Belgian Theoretical Chemist, Famous for Irreversible Thermodynamics
Brief biography of Ilya Prigogine, 1977 Nobel Prize winner in Chemistry, best known for development of irreversible processes in thermodynamics, with “arrow of time.”
Russian-born chemist Ilya Prigogine moved to Belgium at the age of 12. He was awarded the 1977 Nobel Prize in Chemistry for development irreversible processes in thermodynamics. He wrote important books including Non-Equilibrium Statistical Mechanics and Order out of Chaos.
Place an ice cube on a table. It melts and forms a pool that drips onto the floor, a usual accepted happening. The surprise is when the reverse happens – the pool on the floor rose to the table and formed a frozen cube. According to Prigogine, time moves in one direction, as if it is an arrow that points from the past to the future.
His concept broke the standard understanding of thermodynamics. He maintains that the arrow of time is driven by the increase of entropy.
Prigogine’s Irreversible Arrow of Time
When in 1946, Russian-born Ilya Prigogine (1917-2003) challenged physics by suggesting that its obsession with equilibrium was the cause of a critical misunderstanding, he was practically condemned by the establishment and criticized that irreversible causes are just illusory, that time is merely a parameter.
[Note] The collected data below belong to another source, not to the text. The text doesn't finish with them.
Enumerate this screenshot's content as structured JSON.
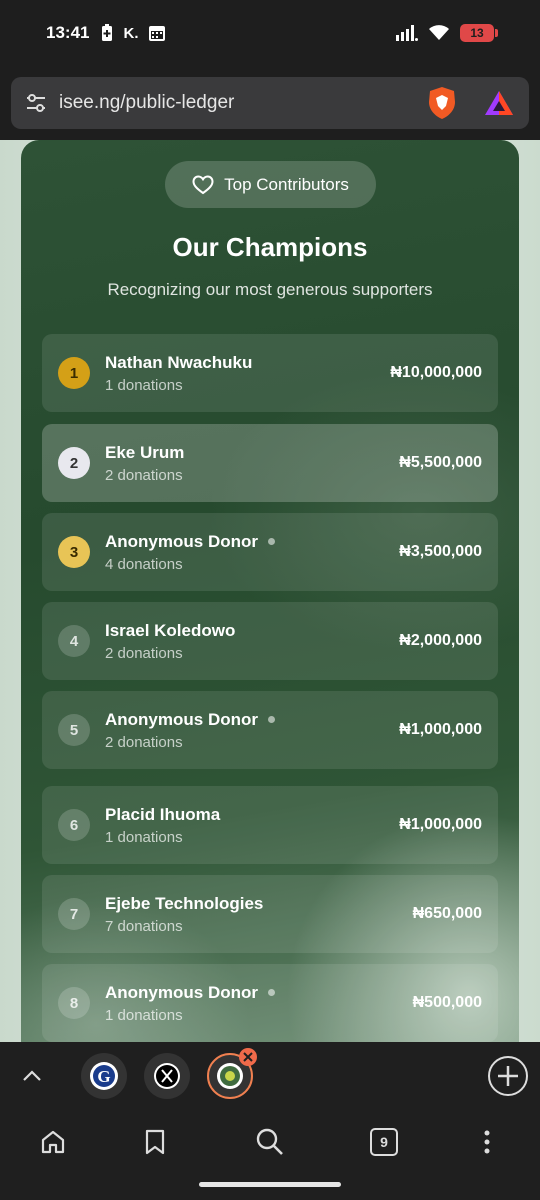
{
  "status_bar": {
    "time": "13:41",
    "left_icons": [
      "battery-saver-icon",
      "k-icon",
      "calendar-icon"
    ],
    "battery": "13"
  },
  "browser": {
    "url": "isee.ng/public-ledger"
  },
  "page": {
    "badge_label": "Top Contributors",
    "title": "Our Champions",
    "subtitle": "Recognizing our most generous supporters",
    "donors": [
      {
        "rank": "1",
        "name": "Nathan Nwachuku",
        "count": "1 donations",
        "amount": "₦10,000,000"
      },
      {
        "rank": "2",
        "name": "Eke Urum",
        "count": "2 donations",
        "amount": "₦5,500,000"
      },
      {
        "rank": "3",
        "name": "Anonymous Donor",
        "count": "4 donations",
        "amount": "₦3,500,000"
      },
      {
        "rank": "4",
        "name": "Israel Koledowo",
        "count": "2 donations",
        "amount": "₦2,000,000"
      },
      {
        "rank": "5",
        "name": "Anonymous Donor",
        "count": "2 donations",
        "amount": "₦1,000,000"
      },
      {
        "rank": "6",
        "name": "Placid Ihuoma",
        "count": "1 donations",
        "amount": "₦1,000,000"
      },
      {
        "rank": "7",
        "name": "Ejebe Technologies",
        "count": "7 donations",
        "amount": "₦650,000"
      },
      {
        "rank": "8",
        "name": "Anonymous Donor",
        "count": "1 donations",
        "amount": "₦500,000"
      }
    ]
  },
  "tab_strip": {
    "tab_count": "9"
  },
  "colors": {
    "gold": "#d4a017",
    "silver": "#e8e8ee",
    "bronze": "#e8c456",
    "card_green": "#2e5236"
  }
}
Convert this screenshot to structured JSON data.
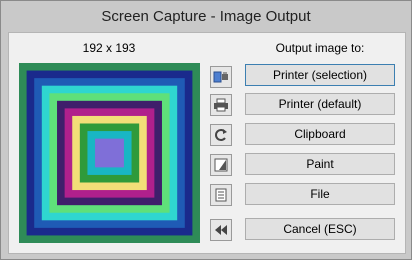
{
  "window": {
    "title": "Screen Capture - Image Output"
  },
  "preview": {
    "dimensions_text": "192 x 193",
    "ring_colors": [
      "#2e8b57",
      "#1a2a8c",
      "#1f5bb5",
      "#2fd6d0",
      "#5fe07a",
      "#3f1f6b",
      "#b0208c",
      "#f2de78",
      "#2f9a3a",
      "#19b6c4",
      "#7f6fd8"
    ]
  },
  "output": {
    "label": "Output image to:",
    "buttons": [
      {
        "label": "Printer (selection)",
        "icon": "printer-selection-icon"
      },
      {
        "label": "Printer (default)",
        "icon": "printer-icon"
      },
      {
        "label": "Clipboard",
        "icon": "clipboard-refresh-icon"
      },
      {
        "label": "Paint",
        "icon": "paint-icon"
      },
      {
        "label": "File",
        "icon": "file-icon"
      },
      {
        "label": "Cancel (ESC)",
        "icon": "rewind-icon"
      }
    ]
  }
}
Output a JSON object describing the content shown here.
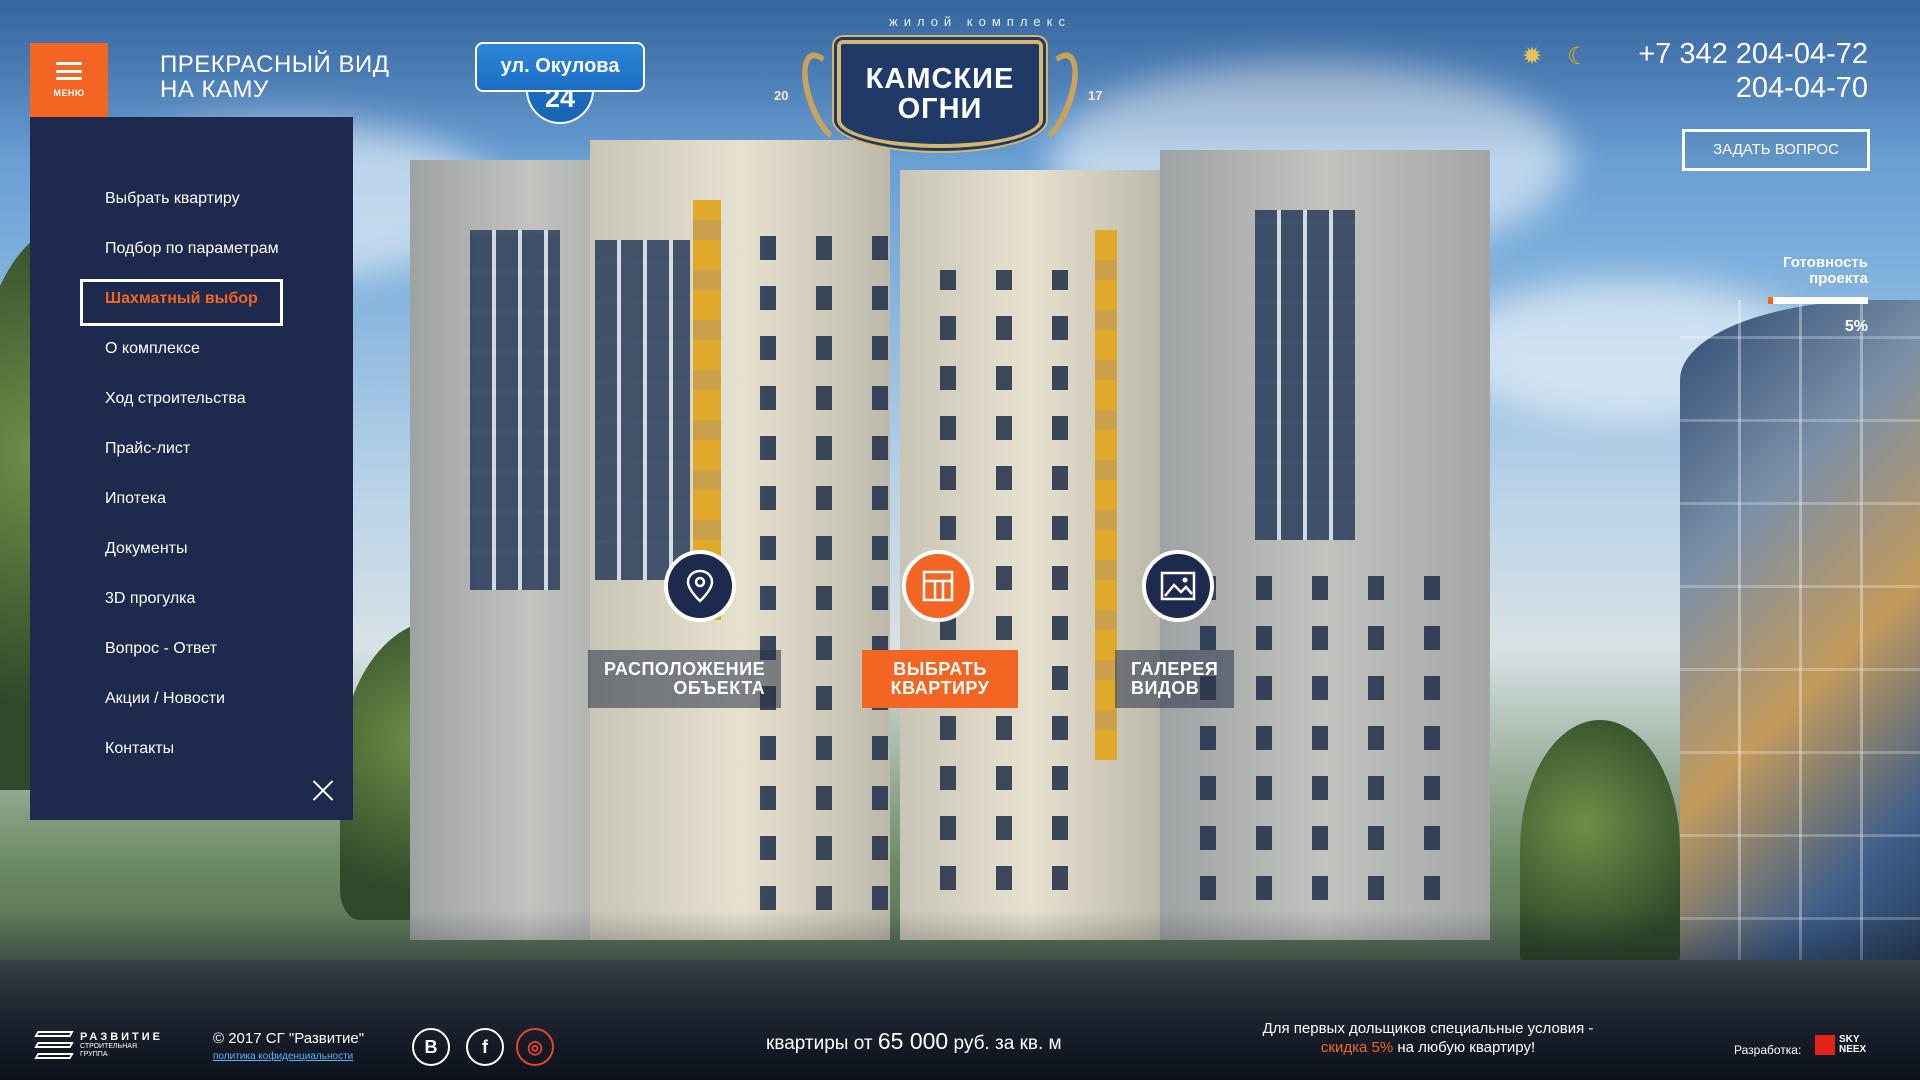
{
  "header": {
    "menu_label": "МЕНЮ",
    "tagline_line1": "ПРЕКРАСНЫЙ ВИД",
    "tagline_line2": "НА КАМУ",
    "address_street": "ул. Окулова",
    "address_number": "24",
    "logo_small": "жилой комплекс",
    "logo_line1": "КАМСКИЕ",
    "logo_line2": "ОГНИ",
    "year_left": "20",
    "year_right": "17",
    "phone1": "+7 342 204-04-72",
    "phone2": "204-04-70",
    "ask_button": "ЗАДАТЬ ВОПРОС",
    "theme_icons": [
      "sun-icon",
      "moon-icon"
    ]
  },
  "progress": {
    "title_line1": "Готовность",
    "title_line2": "проекта",
    "percent_label": "5%",
    "value": 0.05
  },
  "side_menu": {
    "items": [
      {
        "label": "Выбрать квартиру"
      },
      {
        "label": "Подбор по параметрам"
      },
      {
        "label": "Шахматный выбор",
        "active": true
      },
      {
        "label": "О комплексе"
      },
      {
        "label": "Ход строительства"
      },
      {
        "label": "Прайс-лист"
      },
      {
        "label": "Ипотека"
      },
      {
        "label": "Документы"
      },
      {
        "label": "3D прогулка"
      },
      {
        "label": "Вопрос - Ответ"
      },
      {
        "label": "Акции / Новости"
      },
      {
        "label": "Контакты"
      }
    ]
  },
  "actions": {
    "location_line1": "РАСПОЛОЖЕНИЕ",
    "location_line2": "ОБЪЕКТА",
    "choose_line1": "ВЫБРАТЬ",
    "choose_line2": "КВАРТИРУ",
    "gallery_line1": "ГАЛЕРЕЯ",
    "gallery_line2": "ВИДОВ",
    "icons": [
      "map-pin-icon",
      "floorplan-icon",
      "image-gallery-icon"
    ]
  },
  "footer": {
    "brand_name": "РАЗВИТИЕ",
    "brand_sub1": "СТРОИТЕЛЬНАЯ",
    "brand_sub2": "ГРУППА",
    "copyright": "© 2017 СГ \"Развитие\"",
    "privacy": "политика кофиденциальности",
    "social": [
      "В",
      "f",
      "◎"
    ],
    "price_prefix": "квартиры от",
    "price_value": "65 000",
    "price_suffix": "руб. за кв. м",
    "promo_line1": "Для первых дольщиков специальные условия -",
    "promo_highlight": "скидка 5%",
    "promo_rest": "на любую квартиру!",
    "dev_label": "Разработка:",
    "dev_logo_line1": "SKY",
    "dev_logo_line2": "NEEX"
  },
  "colors": {
    "accent": "#f26522",
    "navy": "#1e2a4d",
    "address_blue": "#1c6ec4",
    "gold": "#d6b66e"
  }
}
But Prigogine argued that time was not just a parameter in an equation that could be played forward or backward, and he further claimed that time was irreversible and had consequences.
According to classical physics, the chance of order arising from disorder is infinitesimally small. The standard argument is that it goes against the well-established laws of thermodynamics. Applying thermodynamics to the universe suggests that the probability that an explosive rush of energy, like the Big Bang, could generate an ordered system of galaxies, stars, planets, and at least on Earth, is so small that it could not occur.
Prigogine provided a solution to the problem, saying that the clue lies in the fact that the universe is a “far from being an equilibrium system.”
Prigogine’s Work Rationale
His work indicates that there are two types of processes as illustrated with system cases:
- In Planetary motion which are time-reversible, they obey the laws of Newton in which equations can be run forward and backward to show where planets were before and will be in future.
- In heat conduction or chemical reactions, they do not show symmetry and they are non-equilibrium systems.
When Prigogine introduced the arrow of time, in which according to him, time moves in one direction like an arrow, his concept broke the standard understanding of thermodynamics. He maintained that the arrow is driven by the increase of entropy, a measure of the number of random ways in which in thermodynamics, a system may be arranged. An example of an increasing entropy is ice melting.
Prigogine Final Years
Prigogine developed what he called microscopic laws that include the arrow of time. He showed that the irreversible processes play fundamental roles in the universe which can generate coherent behaviour and structure.
His idea was to extend the fundamental laws of physics to include time’s arrow. Prigogine’s methods are applicable to wide range of both chemical and biological systems. He was an acquaintance of Jean Timmermans and Alan Turing.